Cathay Pacific will honour first-class airfares sold at economy-class prices, it said today, as a handful of lucky passengers booked tickets for a fraction of the normal price.
Tickets worth up to £15,000 from Vietnam to New York were sold for just £1,300, which works out at just £0.15 per mile. The typical rate is £1.66 per mile.
A technical glitch saw several thousand first-class and business-class tickets sold for economy-class prices on the airline's website on 1 January.
The airline today confirmed that it would honour the mis-sold tickets as a new year treat.
Vincent Lee Chun-fai, an IT professional based in New York, spent HK$12,921 (£1,303) on a first-class flight from Da Nang in Vietnam to New York, said The South China Morning Post. Booked today, for travel in March, the same journey would cost around HK$147,500.
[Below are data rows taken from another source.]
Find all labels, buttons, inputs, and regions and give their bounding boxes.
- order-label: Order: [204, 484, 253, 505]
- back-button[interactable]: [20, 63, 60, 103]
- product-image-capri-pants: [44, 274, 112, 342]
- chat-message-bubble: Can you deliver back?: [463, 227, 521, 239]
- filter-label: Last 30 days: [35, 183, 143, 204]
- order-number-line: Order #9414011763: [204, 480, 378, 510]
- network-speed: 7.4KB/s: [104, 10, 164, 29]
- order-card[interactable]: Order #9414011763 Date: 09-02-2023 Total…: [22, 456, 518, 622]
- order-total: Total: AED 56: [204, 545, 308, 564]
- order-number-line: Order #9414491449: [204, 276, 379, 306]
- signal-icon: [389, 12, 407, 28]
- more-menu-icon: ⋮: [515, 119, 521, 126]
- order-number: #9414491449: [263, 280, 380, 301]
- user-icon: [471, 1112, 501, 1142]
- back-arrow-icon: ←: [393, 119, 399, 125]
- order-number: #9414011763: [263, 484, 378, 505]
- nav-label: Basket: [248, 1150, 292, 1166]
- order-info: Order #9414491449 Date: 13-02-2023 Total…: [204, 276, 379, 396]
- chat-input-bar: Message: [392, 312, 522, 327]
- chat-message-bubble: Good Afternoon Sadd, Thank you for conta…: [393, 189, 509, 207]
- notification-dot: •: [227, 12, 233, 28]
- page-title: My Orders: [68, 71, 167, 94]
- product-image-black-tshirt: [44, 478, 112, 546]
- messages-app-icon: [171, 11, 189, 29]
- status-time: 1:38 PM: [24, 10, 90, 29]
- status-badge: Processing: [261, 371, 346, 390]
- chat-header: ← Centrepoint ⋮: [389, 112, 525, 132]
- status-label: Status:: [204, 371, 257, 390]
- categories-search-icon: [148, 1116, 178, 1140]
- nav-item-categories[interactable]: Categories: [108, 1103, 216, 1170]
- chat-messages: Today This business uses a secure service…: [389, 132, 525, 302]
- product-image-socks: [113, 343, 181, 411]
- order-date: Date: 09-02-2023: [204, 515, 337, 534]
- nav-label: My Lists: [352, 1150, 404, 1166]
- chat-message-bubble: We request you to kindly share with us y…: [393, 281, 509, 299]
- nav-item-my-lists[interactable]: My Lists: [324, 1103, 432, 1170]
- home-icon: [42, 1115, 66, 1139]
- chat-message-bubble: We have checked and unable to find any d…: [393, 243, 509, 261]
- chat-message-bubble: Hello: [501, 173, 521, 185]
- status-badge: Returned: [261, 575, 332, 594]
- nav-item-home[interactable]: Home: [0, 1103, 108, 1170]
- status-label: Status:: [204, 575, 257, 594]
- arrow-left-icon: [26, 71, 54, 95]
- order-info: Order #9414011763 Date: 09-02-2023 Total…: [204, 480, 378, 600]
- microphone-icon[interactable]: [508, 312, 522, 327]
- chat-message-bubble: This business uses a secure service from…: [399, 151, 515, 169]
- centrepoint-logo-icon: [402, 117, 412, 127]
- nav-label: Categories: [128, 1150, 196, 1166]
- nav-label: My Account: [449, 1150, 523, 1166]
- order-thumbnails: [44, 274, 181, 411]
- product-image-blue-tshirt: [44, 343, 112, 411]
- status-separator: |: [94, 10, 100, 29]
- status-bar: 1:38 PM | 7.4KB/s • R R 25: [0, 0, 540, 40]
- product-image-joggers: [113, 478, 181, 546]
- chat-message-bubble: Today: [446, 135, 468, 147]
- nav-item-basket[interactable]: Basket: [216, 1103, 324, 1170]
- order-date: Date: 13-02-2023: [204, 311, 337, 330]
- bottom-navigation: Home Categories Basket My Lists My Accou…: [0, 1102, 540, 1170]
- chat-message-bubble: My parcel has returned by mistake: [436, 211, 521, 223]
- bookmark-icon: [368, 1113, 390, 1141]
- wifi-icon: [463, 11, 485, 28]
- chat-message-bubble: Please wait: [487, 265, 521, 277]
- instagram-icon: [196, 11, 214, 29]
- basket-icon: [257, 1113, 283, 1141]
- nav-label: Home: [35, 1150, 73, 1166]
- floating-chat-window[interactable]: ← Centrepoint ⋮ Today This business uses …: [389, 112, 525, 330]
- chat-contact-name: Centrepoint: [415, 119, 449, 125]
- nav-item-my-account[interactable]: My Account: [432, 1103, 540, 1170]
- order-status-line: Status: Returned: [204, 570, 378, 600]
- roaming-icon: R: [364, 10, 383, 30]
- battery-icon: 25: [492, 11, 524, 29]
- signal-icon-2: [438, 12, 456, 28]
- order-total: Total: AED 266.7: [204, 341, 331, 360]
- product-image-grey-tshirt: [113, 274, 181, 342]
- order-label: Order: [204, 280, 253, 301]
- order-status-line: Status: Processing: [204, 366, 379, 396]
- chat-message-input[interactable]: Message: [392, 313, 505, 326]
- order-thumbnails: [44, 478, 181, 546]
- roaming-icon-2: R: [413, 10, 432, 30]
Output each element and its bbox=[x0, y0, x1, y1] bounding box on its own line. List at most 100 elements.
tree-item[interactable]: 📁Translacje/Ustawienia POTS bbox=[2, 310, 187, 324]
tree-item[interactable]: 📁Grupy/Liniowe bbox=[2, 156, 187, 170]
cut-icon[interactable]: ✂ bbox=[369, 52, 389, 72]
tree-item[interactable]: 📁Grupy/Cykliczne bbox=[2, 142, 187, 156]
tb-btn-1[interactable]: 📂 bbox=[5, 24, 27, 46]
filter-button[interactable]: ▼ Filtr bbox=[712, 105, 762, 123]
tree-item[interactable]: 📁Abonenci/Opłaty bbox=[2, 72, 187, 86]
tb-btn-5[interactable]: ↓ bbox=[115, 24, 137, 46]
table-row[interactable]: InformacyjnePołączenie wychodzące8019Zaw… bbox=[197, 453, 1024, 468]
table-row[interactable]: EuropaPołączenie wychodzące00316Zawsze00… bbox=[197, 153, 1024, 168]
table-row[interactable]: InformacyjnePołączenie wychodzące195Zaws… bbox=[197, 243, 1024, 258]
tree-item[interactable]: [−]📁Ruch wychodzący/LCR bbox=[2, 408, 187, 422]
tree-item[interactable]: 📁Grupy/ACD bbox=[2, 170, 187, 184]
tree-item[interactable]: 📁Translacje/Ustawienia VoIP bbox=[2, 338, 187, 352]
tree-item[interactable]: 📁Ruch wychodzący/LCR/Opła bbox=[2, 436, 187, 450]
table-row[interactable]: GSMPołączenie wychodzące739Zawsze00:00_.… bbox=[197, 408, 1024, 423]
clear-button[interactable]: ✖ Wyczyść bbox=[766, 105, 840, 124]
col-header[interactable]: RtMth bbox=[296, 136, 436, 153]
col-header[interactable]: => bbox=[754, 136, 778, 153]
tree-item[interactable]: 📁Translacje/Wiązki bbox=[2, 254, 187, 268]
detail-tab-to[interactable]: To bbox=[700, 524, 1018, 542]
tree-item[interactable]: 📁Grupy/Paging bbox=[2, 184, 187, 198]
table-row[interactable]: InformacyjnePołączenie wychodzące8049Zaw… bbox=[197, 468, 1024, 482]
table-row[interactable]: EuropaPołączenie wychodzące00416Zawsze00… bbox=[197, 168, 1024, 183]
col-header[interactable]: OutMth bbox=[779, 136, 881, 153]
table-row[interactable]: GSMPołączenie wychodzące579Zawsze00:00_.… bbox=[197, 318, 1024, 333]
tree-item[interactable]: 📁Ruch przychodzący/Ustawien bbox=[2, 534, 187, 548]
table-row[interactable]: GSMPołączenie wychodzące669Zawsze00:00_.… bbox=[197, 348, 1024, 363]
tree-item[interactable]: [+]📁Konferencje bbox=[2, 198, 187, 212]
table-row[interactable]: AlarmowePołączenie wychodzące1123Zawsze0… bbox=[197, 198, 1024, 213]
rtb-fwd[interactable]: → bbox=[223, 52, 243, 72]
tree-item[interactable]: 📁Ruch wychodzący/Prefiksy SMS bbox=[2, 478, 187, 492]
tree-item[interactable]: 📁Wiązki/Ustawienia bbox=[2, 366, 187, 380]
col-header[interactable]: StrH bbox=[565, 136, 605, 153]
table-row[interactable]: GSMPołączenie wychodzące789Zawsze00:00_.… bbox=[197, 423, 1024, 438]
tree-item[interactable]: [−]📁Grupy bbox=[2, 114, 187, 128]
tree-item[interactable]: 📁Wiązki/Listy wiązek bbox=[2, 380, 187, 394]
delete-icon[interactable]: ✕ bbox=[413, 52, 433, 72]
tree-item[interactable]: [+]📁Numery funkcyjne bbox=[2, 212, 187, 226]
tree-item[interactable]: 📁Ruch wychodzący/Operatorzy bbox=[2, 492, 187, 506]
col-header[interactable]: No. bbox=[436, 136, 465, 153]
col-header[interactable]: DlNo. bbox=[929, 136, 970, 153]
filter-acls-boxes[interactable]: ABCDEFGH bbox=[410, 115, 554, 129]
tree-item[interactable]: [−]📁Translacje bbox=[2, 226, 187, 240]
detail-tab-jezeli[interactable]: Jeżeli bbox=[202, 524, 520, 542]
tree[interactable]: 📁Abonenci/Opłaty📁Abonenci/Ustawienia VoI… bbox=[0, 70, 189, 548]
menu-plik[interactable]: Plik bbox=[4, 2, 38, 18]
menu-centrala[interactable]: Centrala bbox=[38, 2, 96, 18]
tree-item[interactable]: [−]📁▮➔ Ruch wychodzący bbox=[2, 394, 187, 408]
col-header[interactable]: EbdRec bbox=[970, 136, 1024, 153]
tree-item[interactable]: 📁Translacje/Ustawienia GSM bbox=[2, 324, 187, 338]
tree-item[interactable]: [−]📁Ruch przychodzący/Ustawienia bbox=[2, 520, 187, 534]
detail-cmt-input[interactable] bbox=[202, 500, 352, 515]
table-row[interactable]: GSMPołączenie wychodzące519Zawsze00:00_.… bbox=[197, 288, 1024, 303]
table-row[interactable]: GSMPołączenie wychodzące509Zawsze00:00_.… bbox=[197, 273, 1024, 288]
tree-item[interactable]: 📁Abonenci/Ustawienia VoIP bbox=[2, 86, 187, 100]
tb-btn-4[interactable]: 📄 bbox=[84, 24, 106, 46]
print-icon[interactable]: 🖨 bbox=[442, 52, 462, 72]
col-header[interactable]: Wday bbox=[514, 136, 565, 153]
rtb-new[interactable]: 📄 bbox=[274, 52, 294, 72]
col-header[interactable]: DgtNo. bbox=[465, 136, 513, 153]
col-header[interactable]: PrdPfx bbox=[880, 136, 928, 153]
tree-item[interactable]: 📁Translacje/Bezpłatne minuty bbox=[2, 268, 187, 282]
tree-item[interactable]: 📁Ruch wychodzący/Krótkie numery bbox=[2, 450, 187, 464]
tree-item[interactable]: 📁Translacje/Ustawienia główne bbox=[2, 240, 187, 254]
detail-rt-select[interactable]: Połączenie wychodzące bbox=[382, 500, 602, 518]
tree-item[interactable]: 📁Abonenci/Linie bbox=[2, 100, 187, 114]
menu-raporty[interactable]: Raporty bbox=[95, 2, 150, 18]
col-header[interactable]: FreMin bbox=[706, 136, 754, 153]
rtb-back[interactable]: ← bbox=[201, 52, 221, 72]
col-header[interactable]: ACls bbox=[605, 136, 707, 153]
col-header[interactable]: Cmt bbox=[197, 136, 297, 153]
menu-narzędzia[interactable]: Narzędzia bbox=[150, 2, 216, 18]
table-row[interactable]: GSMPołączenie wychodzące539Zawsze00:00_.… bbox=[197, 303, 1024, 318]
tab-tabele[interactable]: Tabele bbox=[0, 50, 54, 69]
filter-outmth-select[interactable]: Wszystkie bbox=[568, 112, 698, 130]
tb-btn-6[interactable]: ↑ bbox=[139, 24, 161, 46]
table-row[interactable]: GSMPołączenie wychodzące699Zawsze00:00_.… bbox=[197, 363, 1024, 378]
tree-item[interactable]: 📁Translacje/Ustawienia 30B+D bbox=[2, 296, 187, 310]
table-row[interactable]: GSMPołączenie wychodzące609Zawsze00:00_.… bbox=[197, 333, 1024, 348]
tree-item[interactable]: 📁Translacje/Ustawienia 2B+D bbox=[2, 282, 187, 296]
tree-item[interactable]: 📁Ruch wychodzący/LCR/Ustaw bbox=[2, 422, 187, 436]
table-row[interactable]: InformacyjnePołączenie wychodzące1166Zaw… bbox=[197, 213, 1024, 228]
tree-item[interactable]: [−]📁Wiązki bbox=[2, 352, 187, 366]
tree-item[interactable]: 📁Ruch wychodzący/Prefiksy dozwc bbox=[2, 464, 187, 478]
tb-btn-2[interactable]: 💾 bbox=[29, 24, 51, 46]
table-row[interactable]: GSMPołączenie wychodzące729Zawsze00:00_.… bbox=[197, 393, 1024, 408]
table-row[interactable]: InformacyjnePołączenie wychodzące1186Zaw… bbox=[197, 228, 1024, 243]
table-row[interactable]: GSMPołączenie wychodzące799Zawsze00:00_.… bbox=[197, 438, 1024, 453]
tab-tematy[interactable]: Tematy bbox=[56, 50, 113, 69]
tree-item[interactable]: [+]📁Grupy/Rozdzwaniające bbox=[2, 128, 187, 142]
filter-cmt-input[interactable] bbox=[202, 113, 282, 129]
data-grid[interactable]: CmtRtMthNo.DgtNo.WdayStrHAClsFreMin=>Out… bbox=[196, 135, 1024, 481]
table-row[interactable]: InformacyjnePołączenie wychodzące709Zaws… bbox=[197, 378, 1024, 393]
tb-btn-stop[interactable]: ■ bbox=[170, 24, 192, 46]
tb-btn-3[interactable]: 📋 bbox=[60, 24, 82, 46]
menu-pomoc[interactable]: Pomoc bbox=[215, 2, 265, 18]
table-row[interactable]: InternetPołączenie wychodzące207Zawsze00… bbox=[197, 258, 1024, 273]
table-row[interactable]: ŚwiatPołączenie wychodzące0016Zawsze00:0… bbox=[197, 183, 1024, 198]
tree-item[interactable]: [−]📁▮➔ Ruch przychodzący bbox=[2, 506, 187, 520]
This isn't the first time that technical problems have resulted in huge costs to airlines that decide to honour their mistakes. In August 2018, Hong Kong Airlines accidentally sold round-trip business-class tickets between Los Angeles and various Asian cities for just US$560 (£444) and permitted travel on those tickets.
Compare this to the decision by British Airways in June 2018. The airline chose not to honour tickets from the UK to destinations including Dubai and Tel Aviv, which it mistakenly sold for just £1.